The 20 knee bends are duck soup, and one of us will make it one of these days. The family record is 10 knee bends and 10 minutes without grounding the board. How is the jump turn done? Does the board turn with the jump 90° or does the jumper make a 180° turn and leave the board? What other stunts are recommended?
D. E. SCHMIDT
•Stanley Washburn Jr., inventor of the Bongo Board and fearless airline executive, says: "All the jump turn requires is courage, perfect timing, balance and agility. The trick is to balance the board (which remains stationary), jump into the air and simultaneously make a 180° turn, land back on the board facing the opposite direction and keep balancing." Once Mr. Schmidt has mastered this, he might roll up the rug and try it on a hardwood floor.—ED.
THE LONG, PLEASANT WAY TO LEARN
I read and reread Dr. Long's Learning from the Fox (SI, Dec. 19). I was reared on a farm and lived there till 30 years old. Spent every spare hour in the field and forest, hunting and fishing, or just studying and loving nature. I kept a pack of foxhounds and ran them often, day and night for 25 years. I have made a close study of the fox, his habits and home life in the wild. Have read and listened to many fantastic tales about what a fox will or will not do. Dr. Long has written the most accurate article on the red fox that I have ever read. He is correct in every detail. He, like myself, gained his knowledge from his close contact with nature. A long but pleasant way to learn. His story is pleasant and interesting to read indeed, but it finishes with a sour note to me, when the squire shoots the fox. We here in the South love the melody of a good pack of foxhounds in full cry, and hate to see a fox die. But times have changed since Dr. Long wrote this fine essay. The average American sportsman has lost his lust to kill as in the old days. We get more pleasure in preserving our game and wildlife. Am looking forward to the other works of Dr. Long as I am sure that they will be good, as all phases of sports covered by SI have been.
A MAN FOR THE AGES
In my small library at home my most treasured books are a dozen volumes written by the late Dr. William Joseph Long. Naturalist, historian and educator, Mr. Long was the most wholesome and constructive person I ever knew. His Brier Patch Philosophy, written during a period of blindness from which he recovered, belongs to the great books of all times. Walt Disney's marvelous films on wildlife are a projection in our time of the wonders of animal existence so well depicted by Dr. Long at the turn of the century, when to publish the truth about wild animals was a hazardous undertaking. SI is to be congratulated on its rediscovery of a man for the ages.

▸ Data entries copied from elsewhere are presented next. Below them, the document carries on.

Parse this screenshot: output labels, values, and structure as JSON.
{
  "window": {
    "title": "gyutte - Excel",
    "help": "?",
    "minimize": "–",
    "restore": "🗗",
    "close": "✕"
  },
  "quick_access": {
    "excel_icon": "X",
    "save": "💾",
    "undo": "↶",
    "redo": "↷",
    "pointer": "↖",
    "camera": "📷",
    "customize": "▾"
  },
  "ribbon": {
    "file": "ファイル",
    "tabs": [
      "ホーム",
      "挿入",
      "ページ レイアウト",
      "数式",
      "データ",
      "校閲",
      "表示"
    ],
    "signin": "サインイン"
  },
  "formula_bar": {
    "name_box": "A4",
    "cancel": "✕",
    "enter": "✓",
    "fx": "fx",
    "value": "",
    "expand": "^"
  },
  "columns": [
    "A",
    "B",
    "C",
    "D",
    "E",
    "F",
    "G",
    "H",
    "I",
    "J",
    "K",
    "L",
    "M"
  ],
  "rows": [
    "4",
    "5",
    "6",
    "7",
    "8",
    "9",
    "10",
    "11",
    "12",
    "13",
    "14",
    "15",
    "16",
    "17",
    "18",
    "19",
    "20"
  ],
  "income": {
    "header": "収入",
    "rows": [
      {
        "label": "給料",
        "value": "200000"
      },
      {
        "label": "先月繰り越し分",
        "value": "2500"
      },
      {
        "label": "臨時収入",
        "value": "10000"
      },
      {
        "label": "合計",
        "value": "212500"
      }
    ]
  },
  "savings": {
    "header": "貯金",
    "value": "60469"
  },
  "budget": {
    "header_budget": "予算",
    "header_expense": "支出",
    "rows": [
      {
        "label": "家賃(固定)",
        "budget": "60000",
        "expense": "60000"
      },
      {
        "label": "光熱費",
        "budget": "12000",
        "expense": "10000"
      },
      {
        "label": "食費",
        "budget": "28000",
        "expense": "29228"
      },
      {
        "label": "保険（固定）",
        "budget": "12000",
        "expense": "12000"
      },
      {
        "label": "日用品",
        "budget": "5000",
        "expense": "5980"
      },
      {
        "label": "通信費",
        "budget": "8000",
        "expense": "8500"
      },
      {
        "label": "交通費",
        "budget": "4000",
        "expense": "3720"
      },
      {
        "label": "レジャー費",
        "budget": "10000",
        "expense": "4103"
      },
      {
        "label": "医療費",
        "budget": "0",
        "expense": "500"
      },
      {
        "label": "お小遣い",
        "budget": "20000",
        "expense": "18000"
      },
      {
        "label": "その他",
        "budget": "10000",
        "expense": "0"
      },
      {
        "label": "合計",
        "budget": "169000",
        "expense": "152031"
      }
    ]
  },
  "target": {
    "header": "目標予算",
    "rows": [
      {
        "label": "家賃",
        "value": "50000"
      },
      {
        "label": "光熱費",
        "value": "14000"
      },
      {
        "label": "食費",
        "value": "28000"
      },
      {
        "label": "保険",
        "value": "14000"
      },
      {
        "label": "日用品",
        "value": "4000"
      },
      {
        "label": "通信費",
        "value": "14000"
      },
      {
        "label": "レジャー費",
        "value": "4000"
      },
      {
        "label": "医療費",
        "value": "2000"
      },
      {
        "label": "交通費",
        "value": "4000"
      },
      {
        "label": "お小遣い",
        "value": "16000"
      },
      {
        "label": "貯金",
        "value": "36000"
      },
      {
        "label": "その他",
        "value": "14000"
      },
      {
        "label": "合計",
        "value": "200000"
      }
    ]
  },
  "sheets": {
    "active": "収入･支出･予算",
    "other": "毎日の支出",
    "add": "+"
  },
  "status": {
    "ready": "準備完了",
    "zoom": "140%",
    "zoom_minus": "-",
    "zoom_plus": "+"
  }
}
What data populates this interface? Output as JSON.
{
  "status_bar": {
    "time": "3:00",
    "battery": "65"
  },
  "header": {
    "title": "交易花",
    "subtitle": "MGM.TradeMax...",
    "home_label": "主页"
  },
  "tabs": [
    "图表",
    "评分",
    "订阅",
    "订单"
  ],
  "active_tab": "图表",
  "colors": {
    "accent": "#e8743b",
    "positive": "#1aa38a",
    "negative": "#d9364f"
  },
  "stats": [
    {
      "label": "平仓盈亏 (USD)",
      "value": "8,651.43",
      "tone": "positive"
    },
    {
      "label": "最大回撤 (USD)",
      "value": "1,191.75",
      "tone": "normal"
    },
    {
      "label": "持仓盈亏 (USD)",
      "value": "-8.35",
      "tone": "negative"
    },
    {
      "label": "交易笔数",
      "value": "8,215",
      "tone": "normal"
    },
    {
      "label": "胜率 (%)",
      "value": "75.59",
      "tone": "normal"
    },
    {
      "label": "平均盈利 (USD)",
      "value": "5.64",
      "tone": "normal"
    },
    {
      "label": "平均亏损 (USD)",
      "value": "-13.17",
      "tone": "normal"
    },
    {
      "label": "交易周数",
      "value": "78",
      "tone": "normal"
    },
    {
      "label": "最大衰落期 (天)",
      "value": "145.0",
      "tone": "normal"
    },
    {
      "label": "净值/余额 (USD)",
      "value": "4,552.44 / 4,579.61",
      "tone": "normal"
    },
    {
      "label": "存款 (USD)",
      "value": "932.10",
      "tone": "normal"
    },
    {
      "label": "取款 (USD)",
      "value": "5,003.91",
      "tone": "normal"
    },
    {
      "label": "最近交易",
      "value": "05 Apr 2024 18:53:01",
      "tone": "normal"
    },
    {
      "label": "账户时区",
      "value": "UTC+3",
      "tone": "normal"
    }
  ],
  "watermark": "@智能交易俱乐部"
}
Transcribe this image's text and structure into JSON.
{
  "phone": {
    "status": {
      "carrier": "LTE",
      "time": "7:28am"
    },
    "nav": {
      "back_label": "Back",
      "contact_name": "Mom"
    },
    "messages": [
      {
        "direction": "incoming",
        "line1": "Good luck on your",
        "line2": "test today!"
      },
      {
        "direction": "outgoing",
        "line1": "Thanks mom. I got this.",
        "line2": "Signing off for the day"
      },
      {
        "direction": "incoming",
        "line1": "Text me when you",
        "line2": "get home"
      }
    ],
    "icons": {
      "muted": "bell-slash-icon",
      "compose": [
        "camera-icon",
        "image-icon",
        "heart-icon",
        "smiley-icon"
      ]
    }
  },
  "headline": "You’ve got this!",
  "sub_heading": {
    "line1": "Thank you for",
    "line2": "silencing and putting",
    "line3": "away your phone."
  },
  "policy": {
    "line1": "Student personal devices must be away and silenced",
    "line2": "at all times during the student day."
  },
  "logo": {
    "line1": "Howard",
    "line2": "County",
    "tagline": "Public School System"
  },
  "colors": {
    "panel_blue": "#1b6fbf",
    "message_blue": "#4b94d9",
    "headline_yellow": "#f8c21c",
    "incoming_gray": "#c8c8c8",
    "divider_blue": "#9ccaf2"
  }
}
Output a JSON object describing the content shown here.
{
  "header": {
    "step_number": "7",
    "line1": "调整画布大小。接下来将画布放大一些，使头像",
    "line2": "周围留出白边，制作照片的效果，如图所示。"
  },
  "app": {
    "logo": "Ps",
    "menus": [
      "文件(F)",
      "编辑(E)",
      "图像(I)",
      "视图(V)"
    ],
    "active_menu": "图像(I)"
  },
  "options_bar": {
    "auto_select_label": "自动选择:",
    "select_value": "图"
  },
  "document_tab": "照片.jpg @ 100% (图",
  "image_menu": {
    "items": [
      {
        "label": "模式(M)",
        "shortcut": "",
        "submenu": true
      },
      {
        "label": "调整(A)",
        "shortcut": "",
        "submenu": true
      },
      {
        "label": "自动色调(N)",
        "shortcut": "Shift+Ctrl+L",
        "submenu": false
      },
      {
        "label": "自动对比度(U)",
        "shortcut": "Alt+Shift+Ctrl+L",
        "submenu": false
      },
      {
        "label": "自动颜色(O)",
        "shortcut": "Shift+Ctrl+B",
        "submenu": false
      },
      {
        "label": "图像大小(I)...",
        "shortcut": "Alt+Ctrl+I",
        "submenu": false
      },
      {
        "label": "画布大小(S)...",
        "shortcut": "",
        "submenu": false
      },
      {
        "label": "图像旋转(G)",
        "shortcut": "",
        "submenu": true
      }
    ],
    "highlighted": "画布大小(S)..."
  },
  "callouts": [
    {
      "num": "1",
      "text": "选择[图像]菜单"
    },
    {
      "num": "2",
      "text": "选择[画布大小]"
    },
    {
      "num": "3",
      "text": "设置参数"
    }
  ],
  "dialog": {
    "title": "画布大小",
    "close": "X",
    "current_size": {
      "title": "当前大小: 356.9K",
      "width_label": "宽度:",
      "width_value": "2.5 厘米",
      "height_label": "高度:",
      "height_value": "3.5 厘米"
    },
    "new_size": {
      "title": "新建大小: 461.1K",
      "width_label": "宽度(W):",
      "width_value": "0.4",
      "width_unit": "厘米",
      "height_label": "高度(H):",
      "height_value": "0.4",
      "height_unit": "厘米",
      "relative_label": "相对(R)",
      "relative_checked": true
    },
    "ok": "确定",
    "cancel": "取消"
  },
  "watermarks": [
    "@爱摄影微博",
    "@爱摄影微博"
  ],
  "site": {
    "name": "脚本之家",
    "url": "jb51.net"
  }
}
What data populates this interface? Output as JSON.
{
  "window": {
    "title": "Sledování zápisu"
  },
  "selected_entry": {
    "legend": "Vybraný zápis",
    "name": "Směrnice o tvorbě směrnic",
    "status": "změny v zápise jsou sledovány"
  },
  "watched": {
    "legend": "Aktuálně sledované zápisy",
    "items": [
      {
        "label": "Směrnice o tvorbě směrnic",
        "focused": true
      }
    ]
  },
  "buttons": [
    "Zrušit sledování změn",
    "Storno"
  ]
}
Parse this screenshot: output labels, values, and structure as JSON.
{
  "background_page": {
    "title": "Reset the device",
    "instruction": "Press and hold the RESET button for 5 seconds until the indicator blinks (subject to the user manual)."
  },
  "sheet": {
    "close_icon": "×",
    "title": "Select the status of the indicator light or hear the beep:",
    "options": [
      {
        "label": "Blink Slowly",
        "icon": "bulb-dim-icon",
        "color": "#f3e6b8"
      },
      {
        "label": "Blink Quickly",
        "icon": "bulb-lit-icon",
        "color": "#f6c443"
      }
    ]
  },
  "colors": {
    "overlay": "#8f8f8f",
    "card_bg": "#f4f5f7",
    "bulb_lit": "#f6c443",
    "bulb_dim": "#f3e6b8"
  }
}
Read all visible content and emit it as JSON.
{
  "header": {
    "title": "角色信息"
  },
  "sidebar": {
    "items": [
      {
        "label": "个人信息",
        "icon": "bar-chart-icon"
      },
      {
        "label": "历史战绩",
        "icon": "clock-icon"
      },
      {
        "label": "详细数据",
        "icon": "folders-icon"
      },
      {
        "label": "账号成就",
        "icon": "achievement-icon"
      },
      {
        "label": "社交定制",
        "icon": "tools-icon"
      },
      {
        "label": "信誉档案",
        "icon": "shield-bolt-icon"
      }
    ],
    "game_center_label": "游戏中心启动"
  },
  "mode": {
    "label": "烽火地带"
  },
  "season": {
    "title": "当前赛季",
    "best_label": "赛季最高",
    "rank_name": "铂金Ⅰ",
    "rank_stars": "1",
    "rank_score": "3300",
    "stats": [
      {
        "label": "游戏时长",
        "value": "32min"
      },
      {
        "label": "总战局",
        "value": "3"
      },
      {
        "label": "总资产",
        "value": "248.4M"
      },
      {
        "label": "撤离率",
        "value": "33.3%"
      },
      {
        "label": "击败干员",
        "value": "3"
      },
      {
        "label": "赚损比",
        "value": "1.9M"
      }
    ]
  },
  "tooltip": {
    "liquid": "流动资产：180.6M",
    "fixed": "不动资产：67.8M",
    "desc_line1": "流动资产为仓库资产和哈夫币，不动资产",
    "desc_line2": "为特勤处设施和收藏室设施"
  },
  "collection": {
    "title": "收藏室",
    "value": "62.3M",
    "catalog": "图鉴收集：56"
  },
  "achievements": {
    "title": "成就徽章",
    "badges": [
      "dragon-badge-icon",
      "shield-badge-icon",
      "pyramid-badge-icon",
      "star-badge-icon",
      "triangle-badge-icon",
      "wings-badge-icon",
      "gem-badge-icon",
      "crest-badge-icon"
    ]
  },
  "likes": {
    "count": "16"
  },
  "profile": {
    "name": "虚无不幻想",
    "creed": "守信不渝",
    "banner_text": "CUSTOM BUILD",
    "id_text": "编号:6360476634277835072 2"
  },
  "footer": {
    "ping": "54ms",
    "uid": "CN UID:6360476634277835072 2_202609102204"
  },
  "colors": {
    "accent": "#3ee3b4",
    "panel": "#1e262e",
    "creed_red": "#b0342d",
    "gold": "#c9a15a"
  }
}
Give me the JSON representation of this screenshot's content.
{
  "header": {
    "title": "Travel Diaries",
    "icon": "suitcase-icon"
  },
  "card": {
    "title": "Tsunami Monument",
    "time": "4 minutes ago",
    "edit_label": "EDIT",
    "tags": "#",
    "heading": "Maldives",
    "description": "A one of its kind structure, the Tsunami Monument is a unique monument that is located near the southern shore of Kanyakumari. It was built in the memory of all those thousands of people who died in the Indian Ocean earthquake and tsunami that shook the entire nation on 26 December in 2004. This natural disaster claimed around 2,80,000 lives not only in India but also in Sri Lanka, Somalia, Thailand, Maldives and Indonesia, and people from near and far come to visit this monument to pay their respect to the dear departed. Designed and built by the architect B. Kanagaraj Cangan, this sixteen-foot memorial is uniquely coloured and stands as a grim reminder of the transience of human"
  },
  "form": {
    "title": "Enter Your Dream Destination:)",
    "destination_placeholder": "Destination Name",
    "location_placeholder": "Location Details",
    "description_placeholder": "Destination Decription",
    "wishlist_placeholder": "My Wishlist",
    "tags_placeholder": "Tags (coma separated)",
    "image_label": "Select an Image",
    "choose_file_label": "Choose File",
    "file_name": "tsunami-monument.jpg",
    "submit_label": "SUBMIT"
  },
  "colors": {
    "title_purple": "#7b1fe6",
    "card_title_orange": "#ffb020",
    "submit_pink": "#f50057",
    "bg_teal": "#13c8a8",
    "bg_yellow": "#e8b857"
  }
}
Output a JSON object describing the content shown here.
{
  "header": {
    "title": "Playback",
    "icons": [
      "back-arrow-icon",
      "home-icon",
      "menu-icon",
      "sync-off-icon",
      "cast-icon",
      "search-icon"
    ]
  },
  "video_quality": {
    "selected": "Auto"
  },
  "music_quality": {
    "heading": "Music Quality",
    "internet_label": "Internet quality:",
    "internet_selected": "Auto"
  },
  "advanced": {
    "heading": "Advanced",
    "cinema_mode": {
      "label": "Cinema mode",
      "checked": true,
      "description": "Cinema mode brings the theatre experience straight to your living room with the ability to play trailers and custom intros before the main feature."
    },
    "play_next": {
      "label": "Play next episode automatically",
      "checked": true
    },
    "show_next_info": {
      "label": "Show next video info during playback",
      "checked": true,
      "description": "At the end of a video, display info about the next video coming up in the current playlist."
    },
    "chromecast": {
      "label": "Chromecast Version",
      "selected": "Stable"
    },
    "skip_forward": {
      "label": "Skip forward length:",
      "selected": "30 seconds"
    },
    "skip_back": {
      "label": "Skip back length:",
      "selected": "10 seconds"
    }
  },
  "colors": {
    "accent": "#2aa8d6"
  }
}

•For another chapter in Dr. Long's series, see page 33.—ED.
FOUL PLAY IN THE PONY CLASS
Apparently boxing is not the only sport where sinister work is afoot. Foul play has invaded the hitherto well-ordered world of pony shows. Evalee Geisler, the young lady who with her pony Little Brown Jug made the cover of SI, Dec. 13, 1954 (see cut), last week told Dayton police officials that someone had sneaked into her pony's stall and slashed his tail (see cut). This is no laughing matter. Little Brown Jug has won more than 50 first places within the last two years and was being groomed for this month's Arlington Trophy in Indianapolis. Because the rules of Western Parade Pony Class call for full manes and tails, Little Brown Jug, whose tail formerly almost swept the ground, is now ineligible for further competition.
Evalee sadly figures that it will take two years for Little Brown Jug's tail to grow back full length. And you talk about boxing's dirty business!